Guest Column | November 15, 2013

4 Questions Every VAR Should Ask

DeniseHampton_zebra

By Denise Hampton, director, North America channel strategy, programs, and marketing, Zebra Technologies

How to become more competitive in today’s crowded marketplace.

Technology is advancing. Customers are more sophisticated than ever. Transformational market changes are driving down prices and profit margins. In turn, solution providers like you are feeling the pressure to find new ways to identify sustainable differentiators in the market to separate you from the rest. And if you’re like many VARs, you are a small business up against numerous cash flow and brand-building challenges.

As a solution provider, it’s imperative to identify and build competencies that end customers will value and to constantly evaluate vendor relationships that are the core of your solutions. With limited time and resources, you need to decide where to place your bets.
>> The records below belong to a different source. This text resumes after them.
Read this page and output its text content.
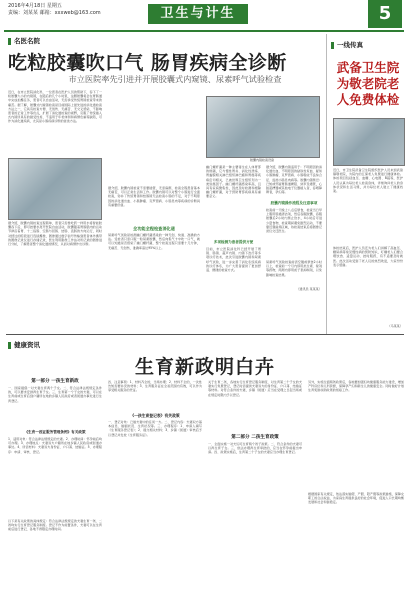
2016年4月18日 星期五
责编：刘某某 邮箱：xxxweb@163.com	卫生与计生	5
名医名院
吃粒胶囊吹口气 肠胃疾病全诊断
市立医院率先引进并开展胶囊式内窥镜、尿素呼气试验检查
近日，在市立医院消化科，一位患者在医护人员的帮助下，吞下了一粒胶囊大小的内窥镜，在随后的几个小时里，这颗胶囊将会在胃肠道中完成拍摄任务，患者可以自由活动，无需承受传统胃镜检查带来的痛苦。据了解，胶囊式内窥镜检查是目前国际上最先进的消化道检查方法之一，它具有检查方便、无创伤、无痛苦、无交叉感染、不影响患者的正常工作等优点，扩展了消化道检查的视野，克服了传统插入式内镜所具有的耐受性差、不适用于年老体弱和病情危重等缺陷，可作为消化道疾病，尤其是小肠疾病诊断的首选方法。
据介绍，胶囊内镜检查过程简单，患者只需像吃药一样用水将智能胶囊吞下后，即可按要求离开医院自由活动，胶囊随着胃肠肌肉的运动节律沿着胃、十二指肠、空肠与回肠、结肠、直肠的方向运行，同时对经过的腔段进行连续摄像，图像通过数字信号传输到患者体外携带的图像记录仪进行存储记录，医生利用影像工作站对所记录的图像进行分析，了解患者整个消化道的情况，从而对病情作出诊断。
据介绍，胶囊内镜检查不需要插管，无需麻醉，检查全程患者基本无痛苦，可以正常生活和工作。胶囊内镜可以对整个小肠进行全面检查，弥补了传统胃镜和结肠镜无法检查小肠的不足，对于不明原因的消化道出血、小肠肿瘤、克罗恩病、小肠息肉等疾病的诊断具有重要价值。
全功能全程检查消化道
尿素呼气试验是检测幽门螺杆菌感染的一种无创、快速、准确的方法。受检者只需口服一粒尿素胶囊，然后向集气卡中吹一口气，就可以知道是否感染了幽门螺杆菌，整个检查过程只需要十几分钟，无痛苦、无创伤，准确率高达95%以上。
胶囊内镜检查设备
幽门螺杆菌是一种主要寄生在人体胃部的细菌，它与慢性胃炎、消化性溃疡、胃黏膜相关淋巴组织淋巴瘤和胃癌等疾病密切相关，已被世界卫生组织列为一类致癌因子。幽门螺杆菌感染率高，且具有家庭聚集性，因此及时检测和根除幽门螺杆菌，对于预防胃部疾病具有重要意义。
多项检测为患者提供方便
目前，市立医院消化科已经开展了胃镜、肠镜、超声内镜、内镜下治疗等多项诊疗技术，此次引进胶囊内镜和尿素呼气试验，进一步完善了消化系统疾病的诊疗体系，为广大患者提供了更加舒适、便捷的检查方式。
据介绍，胶囊内镜适用于：不明原因的消化道出血、不明原因的缺铁性贫血、疑似小肠肿瘤、克罗恩病、小肠吸收不良综合征、监控小肠息肉病等。胶囊内镜禁忌：已知或怀疑胃肠道梗阻、狭窄及瘘管，心脏起搏器或其他电子仪器植入者，吞咽障碍者，孕妇等。
胶囊内镜操作流程及注意事项
检查前一天晚上八点后禁食，检查当日早上服用肠道清洁剂，然后吞服胶囊，吞服胶囊后2小时内禁止饮水，4小时后可进少量食物，检查期间避免剧烈运动，不要靠近强磁场区域，待检查结束后将图像记录仪交还医生。
尿素呼气试验检查前需空腹或禁食2小时以上，检查前一个月内停用抗生素、铋剂等药物，两周内停用质子泵抑制剂，以免影响检查结果。
（通讯员 某某某）
一线传真
武备卫生院为敬老院老人免费体检
近日，市卫生院武备卫生院组织医护人员来到武备镇敬老院，为院内的五保老人免费进行健康体检。体检项目包括血压、血糖、心电图、B超等，医护人员认真为每位老人检查身体，详细询问老人的身体状况和生活习惯，并为每位老人建立了健康档案。
体检结束后，医护人员还为老人们讲解了高血压、糖尿病等常见慢性病的预防知识，叮嘱老人们要合理饮食、适量运动、按时服药，有不适要及时就医。此次活动受到了老人们的热烈欢迎，大家纷纷表示感谢。
（马某某）
健康资讯
生育新政明白卉
第一部分 一孩生育新政
一、国家提倡一对夫妻生育两个子女。二、符合法律法规规定条件的，可以要求安排再生育子女。三、生育第一个子女的夫妻，可以在生育前或生育后到户籍所在地的乡镇人民政府或者街道办事处进行生育登记。
《生育一孩证服务管理条例》有关政策
1、适用对象：符合法律法规规定的夫妻。2、办理时间：怀孕前后均可办理。3、办理地点：夫妻双方户籍所在地乡镇人民政府或街道办事处。4、所需材料：夫妻双方身份证、户口簿、结婚证。5、办理程序：申请、审核、登记。
以下是有关政策的具体规定：符合法律法规规定的夫妻生育一孩、二孩均实行生育登记服务制度。登记不作为前置条件，夫妻可以在生育前后进行登记，各地不得限定办理时间。
四、注意事项：1、材料齐全的，当场办理；2、材料不全的，一次性告知需要补充的材料；3、生育服务证在全省范围内有效，可以作为享受相关服务的凭证。
《一孩生育登记表》有关政策
一、登记对象：已婚夫妻中的任何一方。二、登记内容：夫妻双方基本信息、婚姻状况、生育状况等。三、办理程序：1、申请人填写《生育服务登记表》；2、提交相关材料；3、乡镇（街道）审核后予以登记并发放《生育服务证》。
关于生育二孩，各地实行生育登记服务制度，对生育第二个子女的夫妻实行免费登记，登记时需提供夫妻双方的身份证、户口簿、结婚证等材料。对符合条件的夫妻，乡镇（街道）应当在受理之日起当场或在规定时限内予以登记。
第二部分 二孩生育政策
一、全面实施一对夫妇可生育两个孩子政策。二、符合条件的夫妻可以再生育子女。三、依法办理再生育审批的，应当在怀孕前提出申请。四、政策实施后，生育第二个子女的夫妻应当办理生育登记。
另外，实施全面两孩政策后，各地要加强妇幼健康服务能力建设，增加产科床位和儿科资源，保障孕产妇和新生儿的健康安全。同时做好计划生育奖励扶助政策的衔接工作。
根据国家有关规定，依法落实婚假、产假、陪产假等政策措施，保障女职工的合法权益，为家庭生育提供良好的社会环境，促进人口长期均衡发展和社会和谐稳定。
To help overcome these challenges and build credibility and brand awareness for your small business, consider the following important questions:

1. What is your value proposition?
Prospective customers have one thing on their minds when selecting solution partners: “Why should I do business with you?” And you better have solid answers that resonate with them. If you don’t — there are dozens of other VARs who will. Intentionally discover what matters to your core client base and develop competencies and solutions to meet those needs.

When building a working value proposition, it’s vital to define the solution you can provide that solves the customer’s business need and decide what added services are most feasible for you to offer based on the skill set of your team. From there, you can evaluate the options of either up-skilling current team members or hiring new people with desired competencies to widen your reach. Also consider the viability of branching into new applications or verticals, thereby adding even more value to your customers.
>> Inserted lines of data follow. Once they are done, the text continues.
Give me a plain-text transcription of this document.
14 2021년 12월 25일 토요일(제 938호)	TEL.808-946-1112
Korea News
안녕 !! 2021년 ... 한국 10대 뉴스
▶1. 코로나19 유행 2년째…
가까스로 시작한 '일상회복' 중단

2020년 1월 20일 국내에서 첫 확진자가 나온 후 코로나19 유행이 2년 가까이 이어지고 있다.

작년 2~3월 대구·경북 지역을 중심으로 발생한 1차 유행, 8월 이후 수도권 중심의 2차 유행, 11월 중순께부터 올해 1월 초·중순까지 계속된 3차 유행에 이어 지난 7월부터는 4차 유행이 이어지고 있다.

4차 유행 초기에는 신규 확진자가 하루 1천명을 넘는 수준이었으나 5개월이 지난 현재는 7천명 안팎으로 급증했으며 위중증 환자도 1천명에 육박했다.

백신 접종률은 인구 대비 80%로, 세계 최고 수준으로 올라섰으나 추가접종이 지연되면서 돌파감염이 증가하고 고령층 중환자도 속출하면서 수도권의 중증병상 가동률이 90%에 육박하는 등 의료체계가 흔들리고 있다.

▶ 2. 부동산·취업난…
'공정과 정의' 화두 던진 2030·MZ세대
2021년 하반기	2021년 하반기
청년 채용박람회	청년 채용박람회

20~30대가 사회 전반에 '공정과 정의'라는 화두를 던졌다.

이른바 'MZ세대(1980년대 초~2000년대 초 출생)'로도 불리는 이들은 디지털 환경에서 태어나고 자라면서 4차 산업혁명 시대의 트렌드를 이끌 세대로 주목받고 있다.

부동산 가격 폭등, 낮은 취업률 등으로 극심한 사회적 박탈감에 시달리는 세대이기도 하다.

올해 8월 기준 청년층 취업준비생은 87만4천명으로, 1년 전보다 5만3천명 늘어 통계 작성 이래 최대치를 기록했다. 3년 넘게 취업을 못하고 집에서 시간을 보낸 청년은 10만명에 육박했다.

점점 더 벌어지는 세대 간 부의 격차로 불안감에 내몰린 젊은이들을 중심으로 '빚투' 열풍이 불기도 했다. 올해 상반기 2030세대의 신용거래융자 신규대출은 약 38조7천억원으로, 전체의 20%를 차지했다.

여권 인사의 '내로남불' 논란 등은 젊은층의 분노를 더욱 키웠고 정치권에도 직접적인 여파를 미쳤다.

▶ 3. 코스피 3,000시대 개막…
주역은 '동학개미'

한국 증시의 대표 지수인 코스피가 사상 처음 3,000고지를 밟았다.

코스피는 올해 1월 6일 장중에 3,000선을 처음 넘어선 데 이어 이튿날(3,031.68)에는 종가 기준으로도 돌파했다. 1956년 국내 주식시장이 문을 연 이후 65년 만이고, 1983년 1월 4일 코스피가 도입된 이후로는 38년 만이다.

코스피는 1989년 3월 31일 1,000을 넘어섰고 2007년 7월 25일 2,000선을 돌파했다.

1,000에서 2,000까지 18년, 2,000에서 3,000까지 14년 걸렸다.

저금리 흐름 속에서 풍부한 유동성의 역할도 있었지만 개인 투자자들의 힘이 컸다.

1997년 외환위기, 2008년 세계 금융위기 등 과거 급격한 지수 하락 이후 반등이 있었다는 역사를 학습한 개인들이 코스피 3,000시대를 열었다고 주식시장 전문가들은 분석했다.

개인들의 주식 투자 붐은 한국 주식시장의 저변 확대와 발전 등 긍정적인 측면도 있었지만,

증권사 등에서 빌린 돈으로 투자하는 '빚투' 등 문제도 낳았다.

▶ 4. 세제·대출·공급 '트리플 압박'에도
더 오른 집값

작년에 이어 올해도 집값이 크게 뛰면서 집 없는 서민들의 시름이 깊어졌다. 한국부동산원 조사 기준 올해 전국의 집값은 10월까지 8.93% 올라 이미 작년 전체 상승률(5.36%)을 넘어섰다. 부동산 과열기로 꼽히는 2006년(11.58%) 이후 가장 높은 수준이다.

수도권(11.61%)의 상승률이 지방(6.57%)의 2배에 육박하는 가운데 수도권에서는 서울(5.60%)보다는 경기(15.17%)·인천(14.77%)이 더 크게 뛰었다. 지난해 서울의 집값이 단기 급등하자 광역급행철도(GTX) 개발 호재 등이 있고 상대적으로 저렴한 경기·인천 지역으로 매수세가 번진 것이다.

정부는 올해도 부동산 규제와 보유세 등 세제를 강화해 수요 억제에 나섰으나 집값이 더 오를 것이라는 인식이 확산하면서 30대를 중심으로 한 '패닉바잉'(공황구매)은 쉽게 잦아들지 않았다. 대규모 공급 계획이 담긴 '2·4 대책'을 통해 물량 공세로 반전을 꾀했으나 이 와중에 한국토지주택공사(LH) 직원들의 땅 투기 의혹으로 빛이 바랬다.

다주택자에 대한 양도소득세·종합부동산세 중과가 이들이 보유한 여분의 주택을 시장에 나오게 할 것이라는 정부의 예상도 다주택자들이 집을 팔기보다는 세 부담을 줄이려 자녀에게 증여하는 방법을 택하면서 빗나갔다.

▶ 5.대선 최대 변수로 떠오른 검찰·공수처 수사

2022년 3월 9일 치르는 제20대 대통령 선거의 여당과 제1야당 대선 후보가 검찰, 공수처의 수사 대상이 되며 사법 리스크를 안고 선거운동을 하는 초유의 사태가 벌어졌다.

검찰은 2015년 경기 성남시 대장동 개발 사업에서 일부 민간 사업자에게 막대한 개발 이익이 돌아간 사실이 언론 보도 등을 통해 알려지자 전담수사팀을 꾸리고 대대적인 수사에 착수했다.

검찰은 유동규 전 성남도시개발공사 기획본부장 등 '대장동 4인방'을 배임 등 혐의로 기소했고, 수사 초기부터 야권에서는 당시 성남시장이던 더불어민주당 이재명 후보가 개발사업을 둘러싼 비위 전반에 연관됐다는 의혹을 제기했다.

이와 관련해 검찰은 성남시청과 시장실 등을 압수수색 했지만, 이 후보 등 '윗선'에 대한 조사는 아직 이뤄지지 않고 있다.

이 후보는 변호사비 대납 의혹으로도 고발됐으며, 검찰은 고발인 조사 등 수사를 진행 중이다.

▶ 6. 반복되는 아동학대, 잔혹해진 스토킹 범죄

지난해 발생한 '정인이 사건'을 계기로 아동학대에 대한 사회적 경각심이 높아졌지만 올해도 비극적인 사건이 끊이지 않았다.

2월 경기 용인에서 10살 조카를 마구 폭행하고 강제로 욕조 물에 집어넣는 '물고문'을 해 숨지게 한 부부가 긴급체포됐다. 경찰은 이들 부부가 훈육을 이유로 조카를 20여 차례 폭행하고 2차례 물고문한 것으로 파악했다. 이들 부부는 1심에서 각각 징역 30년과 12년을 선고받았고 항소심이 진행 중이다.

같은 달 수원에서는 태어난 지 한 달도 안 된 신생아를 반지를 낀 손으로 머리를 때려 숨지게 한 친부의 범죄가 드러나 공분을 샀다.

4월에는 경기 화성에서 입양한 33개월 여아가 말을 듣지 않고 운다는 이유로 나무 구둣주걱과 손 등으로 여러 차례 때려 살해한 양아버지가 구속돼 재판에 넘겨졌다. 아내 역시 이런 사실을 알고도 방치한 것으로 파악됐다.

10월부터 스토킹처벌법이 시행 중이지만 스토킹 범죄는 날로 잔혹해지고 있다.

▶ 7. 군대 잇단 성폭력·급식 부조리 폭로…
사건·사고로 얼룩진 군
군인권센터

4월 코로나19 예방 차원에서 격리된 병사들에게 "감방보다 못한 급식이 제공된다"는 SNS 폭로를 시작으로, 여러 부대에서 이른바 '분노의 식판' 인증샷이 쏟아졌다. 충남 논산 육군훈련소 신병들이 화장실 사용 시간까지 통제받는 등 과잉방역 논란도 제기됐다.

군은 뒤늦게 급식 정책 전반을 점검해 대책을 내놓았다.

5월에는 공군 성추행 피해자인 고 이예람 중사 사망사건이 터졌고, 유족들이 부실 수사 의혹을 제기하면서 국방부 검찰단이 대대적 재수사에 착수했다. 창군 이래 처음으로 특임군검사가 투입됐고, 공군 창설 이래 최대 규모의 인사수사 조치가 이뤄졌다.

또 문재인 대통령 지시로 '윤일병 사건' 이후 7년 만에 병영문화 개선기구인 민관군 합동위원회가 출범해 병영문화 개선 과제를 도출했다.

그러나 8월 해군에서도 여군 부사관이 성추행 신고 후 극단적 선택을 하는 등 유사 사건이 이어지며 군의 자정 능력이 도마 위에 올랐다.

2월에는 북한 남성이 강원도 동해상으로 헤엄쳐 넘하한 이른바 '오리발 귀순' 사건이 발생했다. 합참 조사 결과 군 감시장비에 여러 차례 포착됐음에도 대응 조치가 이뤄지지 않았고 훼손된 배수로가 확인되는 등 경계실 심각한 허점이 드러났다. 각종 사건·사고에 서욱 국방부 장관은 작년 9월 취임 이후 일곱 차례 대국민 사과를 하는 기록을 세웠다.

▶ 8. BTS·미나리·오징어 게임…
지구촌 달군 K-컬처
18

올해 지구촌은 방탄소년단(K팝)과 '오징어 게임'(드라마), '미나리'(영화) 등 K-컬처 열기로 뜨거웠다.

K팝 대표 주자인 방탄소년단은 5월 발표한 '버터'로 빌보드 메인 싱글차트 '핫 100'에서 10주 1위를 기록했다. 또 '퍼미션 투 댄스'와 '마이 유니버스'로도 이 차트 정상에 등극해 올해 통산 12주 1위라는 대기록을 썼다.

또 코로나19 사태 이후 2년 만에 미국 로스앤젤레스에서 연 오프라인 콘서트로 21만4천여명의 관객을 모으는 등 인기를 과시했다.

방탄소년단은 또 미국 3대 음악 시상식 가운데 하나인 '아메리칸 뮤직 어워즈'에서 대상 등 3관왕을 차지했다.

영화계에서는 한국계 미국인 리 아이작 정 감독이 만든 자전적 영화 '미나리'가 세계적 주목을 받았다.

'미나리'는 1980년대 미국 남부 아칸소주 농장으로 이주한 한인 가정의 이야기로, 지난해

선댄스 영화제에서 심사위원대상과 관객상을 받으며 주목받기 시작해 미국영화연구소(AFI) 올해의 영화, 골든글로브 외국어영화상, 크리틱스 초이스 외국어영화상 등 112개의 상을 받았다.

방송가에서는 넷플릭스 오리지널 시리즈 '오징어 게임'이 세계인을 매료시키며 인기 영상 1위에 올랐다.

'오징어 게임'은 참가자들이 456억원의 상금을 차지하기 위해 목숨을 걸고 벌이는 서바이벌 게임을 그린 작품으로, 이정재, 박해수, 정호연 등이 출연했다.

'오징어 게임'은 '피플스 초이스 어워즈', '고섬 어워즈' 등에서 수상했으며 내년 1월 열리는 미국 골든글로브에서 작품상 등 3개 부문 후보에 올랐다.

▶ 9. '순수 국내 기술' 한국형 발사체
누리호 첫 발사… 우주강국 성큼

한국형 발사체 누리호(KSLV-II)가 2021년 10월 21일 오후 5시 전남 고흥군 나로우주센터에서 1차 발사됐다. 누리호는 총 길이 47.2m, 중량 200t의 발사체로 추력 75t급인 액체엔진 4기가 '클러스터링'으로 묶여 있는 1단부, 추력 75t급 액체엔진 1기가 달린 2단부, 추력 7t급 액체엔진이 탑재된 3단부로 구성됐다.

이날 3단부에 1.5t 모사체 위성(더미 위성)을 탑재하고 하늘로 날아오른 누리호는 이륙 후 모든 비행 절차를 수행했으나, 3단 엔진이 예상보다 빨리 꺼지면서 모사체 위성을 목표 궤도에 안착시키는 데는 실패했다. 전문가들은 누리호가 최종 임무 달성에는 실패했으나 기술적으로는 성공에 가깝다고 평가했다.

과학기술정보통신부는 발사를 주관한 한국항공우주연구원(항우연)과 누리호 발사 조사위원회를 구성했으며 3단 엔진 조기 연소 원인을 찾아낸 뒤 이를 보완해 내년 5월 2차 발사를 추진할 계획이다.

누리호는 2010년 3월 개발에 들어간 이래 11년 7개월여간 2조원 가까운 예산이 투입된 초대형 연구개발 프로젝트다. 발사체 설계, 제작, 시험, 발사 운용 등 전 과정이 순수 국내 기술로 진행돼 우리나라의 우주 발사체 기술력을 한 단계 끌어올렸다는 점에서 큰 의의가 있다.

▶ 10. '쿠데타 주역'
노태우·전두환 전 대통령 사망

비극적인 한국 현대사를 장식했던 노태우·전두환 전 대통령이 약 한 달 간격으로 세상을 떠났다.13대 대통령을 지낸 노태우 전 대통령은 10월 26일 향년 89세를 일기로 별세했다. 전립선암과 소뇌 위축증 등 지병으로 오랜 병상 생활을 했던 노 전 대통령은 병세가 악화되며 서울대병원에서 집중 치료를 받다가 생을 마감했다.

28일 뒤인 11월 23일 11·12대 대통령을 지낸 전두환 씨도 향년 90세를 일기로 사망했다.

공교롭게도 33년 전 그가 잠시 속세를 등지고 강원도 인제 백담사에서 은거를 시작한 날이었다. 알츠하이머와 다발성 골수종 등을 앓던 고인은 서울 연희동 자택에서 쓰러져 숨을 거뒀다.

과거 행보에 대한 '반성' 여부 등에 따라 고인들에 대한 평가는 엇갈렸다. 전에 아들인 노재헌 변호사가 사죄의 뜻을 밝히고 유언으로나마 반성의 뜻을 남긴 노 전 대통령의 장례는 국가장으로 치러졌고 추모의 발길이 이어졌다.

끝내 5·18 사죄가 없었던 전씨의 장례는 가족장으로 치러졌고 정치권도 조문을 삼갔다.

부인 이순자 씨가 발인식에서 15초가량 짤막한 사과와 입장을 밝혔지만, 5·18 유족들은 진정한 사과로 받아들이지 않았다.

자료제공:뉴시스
Become an expert — take time to learn all about the applications for your products and services. Here is a tip: take advantage of training programs offered by vendors. Access to their extensive resources can fast track your knowledge-base.

2. Are you offering unique solutions?
It’s not just about the products anymore — it’s all about total customer experience. This may require you to extend partnership networks to not only include traditional “attached” services like consulting, deployment management, and on-going asset management and maintenance; but to also expand into “nonattached” services which may not intuitively connect to a specific product. This adds significant value to the solution, provides additional revenue streams, and makes your brand stick.

In fact, Zebra’s research has shown solution providers who offer differentiated value commanded 5 to 10 percent additional margin points on Zebra hardware, as compared to others, because customers do not feel compelled to break apart a truly value-based solution when purchasing.

3. Which partners best enhance your solutions offering?
Once you’ve decided on the specific solutions you will offer, it’s time to choose partners that best fit your bill. These could be vendor partners or other complementary solution providers. It’s important to evaluate these new potential partnerships, but also re-evaluate trusted relationships to keep up with the growing demands of your clients. Keep these factors in mind when making your choices:

  • Which partners will fill gaps and best complement your value?
  • Do these partners match your market focus?
  • Is their brand strong — will it be trusted by your customers?
  • Does your partner have skills and experience to support your solutions?
  • Will they be dedicated to investing their time and talent to being a trusted partner?

4. What is your marketing plan?
It’s important to emphasize that marketing isn’t a one-time campaign — it’s an ongoing relationship. Your goal should be to consistently engage and nurture your customers long after they sign on the dotted line. Create a marketing calendar that includes regular communications and touch points — providing informational value to customers while boosting credibility and establishing your brand. Light on resources? Leverage the thought leadership (i.e. white papers, articles) and established brands of vendor partners to supplement and compliment your marketing efforts.

In today’s market, it’s vital that VARs establish a strong valueproposition to hold their own in the face of competition. Having a keen awareness of your sustainable brand value helps retain current customers and win new ones. As credibility and brand grows, so grows your business!